Let $T$ be a linear transformation from a vector space $V$ to $W$ that are defined over a field $\mathbb F$.
Now, $T(\mathbf0)=\mathbf0$.
Which implies the zero vector in $V$ can't move or be transformed to a new vector in $W$. Why is it so?
Does it also have a geometrical significance?
Best Answer
Since you're asking for a geometrical interpretation:
First of all, if you have a linear transformation $T$ and use it on all vectors in a vector space $T$, then the mapped vectors will form a vector space again. What's important is that the zero vector is a part of every vector space.
So intuitively, when you map all vectors from a space $V$ to another space $W$, then there must be some vector that gets mapped to the zero vector. (As it has already been pointed out, it follows from the linearity criterion that $T(0)=0$, which means that this vector we are looking for is indeed the zero vector from $V$)
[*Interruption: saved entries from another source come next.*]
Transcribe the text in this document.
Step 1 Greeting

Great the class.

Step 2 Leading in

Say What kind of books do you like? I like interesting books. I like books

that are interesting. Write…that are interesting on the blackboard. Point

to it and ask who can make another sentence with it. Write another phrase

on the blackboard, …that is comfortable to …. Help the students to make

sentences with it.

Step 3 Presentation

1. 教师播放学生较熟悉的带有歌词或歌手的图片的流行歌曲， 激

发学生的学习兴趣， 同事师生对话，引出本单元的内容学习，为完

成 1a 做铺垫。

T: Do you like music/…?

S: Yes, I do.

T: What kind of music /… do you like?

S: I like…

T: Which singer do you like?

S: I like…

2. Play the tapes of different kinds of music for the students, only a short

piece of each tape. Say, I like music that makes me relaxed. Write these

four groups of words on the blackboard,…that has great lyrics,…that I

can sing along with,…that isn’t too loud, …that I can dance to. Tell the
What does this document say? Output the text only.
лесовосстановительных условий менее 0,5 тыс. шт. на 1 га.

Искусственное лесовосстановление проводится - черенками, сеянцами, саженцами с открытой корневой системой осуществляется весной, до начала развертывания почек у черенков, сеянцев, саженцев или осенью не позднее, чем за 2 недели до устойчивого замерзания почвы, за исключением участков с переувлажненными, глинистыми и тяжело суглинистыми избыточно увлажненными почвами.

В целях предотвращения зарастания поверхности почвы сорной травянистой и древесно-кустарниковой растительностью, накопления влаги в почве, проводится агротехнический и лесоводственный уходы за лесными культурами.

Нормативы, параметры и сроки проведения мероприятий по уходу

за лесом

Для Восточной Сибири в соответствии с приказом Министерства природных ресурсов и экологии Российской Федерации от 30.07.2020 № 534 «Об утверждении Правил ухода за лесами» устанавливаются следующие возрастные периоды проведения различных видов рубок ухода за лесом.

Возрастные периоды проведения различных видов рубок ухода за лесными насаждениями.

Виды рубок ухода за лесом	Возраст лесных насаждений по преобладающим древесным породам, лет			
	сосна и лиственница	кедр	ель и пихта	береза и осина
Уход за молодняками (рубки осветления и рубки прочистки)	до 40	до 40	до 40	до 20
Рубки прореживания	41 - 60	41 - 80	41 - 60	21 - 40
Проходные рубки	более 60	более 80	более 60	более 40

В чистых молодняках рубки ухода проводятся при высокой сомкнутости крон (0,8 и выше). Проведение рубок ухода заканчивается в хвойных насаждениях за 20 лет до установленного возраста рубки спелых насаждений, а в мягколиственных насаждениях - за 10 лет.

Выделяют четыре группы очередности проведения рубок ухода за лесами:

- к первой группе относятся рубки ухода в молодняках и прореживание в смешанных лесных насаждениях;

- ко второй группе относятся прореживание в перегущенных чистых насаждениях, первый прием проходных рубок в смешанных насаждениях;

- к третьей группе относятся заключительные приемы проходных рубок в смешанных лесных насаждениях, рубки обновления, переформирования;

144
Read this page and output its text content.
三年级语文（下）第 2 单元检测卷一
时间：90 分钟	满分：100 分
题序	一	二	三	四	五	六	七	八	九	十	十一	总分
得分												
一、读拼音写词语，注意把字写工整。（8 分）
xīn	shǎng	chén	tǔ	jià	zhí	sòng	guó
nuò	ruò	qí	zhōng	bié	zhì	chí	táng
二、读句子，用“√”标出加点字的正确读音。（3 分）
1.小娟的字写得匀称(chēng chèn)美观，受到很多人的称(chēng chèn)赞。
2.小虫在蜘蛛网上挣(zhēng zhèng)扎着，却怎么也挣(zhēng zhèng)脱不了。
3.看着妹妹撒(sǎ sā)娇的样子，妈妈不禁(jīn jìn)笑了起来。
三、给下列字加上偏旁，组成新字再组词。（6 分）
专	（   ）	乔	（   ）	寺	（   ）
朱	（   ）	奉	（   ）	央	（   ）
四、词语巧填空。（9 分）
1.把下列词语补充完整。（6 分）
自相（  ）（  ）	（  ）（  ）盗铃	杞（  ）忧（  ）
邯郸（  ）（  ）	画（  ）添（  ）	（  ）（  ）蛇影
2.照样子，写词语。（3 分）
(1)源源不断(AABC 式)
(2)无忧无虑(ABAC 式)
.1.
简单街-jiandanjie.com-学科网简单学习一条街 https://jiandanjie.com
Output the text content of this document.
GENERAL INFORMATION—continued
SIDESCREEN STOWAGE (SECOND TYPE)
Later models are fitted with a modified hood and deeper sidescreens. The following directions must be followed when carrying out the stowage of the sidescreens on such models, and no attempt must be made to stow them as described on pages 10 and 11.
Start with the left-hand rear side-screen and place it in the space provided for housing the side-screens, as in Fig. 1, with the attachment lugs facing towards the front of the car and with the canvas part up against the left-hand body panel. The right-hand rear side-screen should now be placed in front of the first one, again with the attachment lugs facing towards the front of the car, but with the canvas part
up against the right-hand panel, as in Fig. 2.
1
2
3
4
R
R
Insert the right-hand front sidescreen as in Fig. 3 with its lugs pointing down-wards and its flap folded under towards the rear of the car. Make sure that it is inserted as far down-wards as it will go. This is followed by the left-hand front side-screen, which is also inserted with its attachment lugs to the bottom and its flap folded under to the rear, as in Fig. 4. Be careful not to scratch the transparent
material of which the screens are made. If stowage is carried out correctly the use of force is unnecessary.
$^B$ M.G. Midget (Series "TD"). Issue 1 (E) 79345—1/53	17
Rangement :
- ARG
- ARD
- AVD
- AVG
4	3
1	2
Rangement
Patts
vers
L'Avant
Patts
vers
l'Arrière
Let's visualise what a transformation $T: \mathbb R^2 \rightarrow \mathbb R^2$ does to our space. In this case, we are not moving from one vector space to another, but rather just mapping $\mathbb R^2$ onto itself. This leads to a distortion of the space.
For example, if we take the matrix $$B = \begin{pmatrix}1 & 0 \\ 1 & 1\end{pmatrix}$$ and apply it to all vectors on the unit circle, the result will look like this:
Basically, what is happening is that we stretch and turn our space in different directions. Think of drawing a circle on a balloon and then, depending on your transformation, you just stretch out the surface.
It should be clear now, why the zero vector gets mapped to itself: If you stretch something that has $0$ length, then of course it will have no length afterwards either. You could again think of the balloon example and see for yourself that a small dot would not really change that much, no matter how much you stretch the balloon.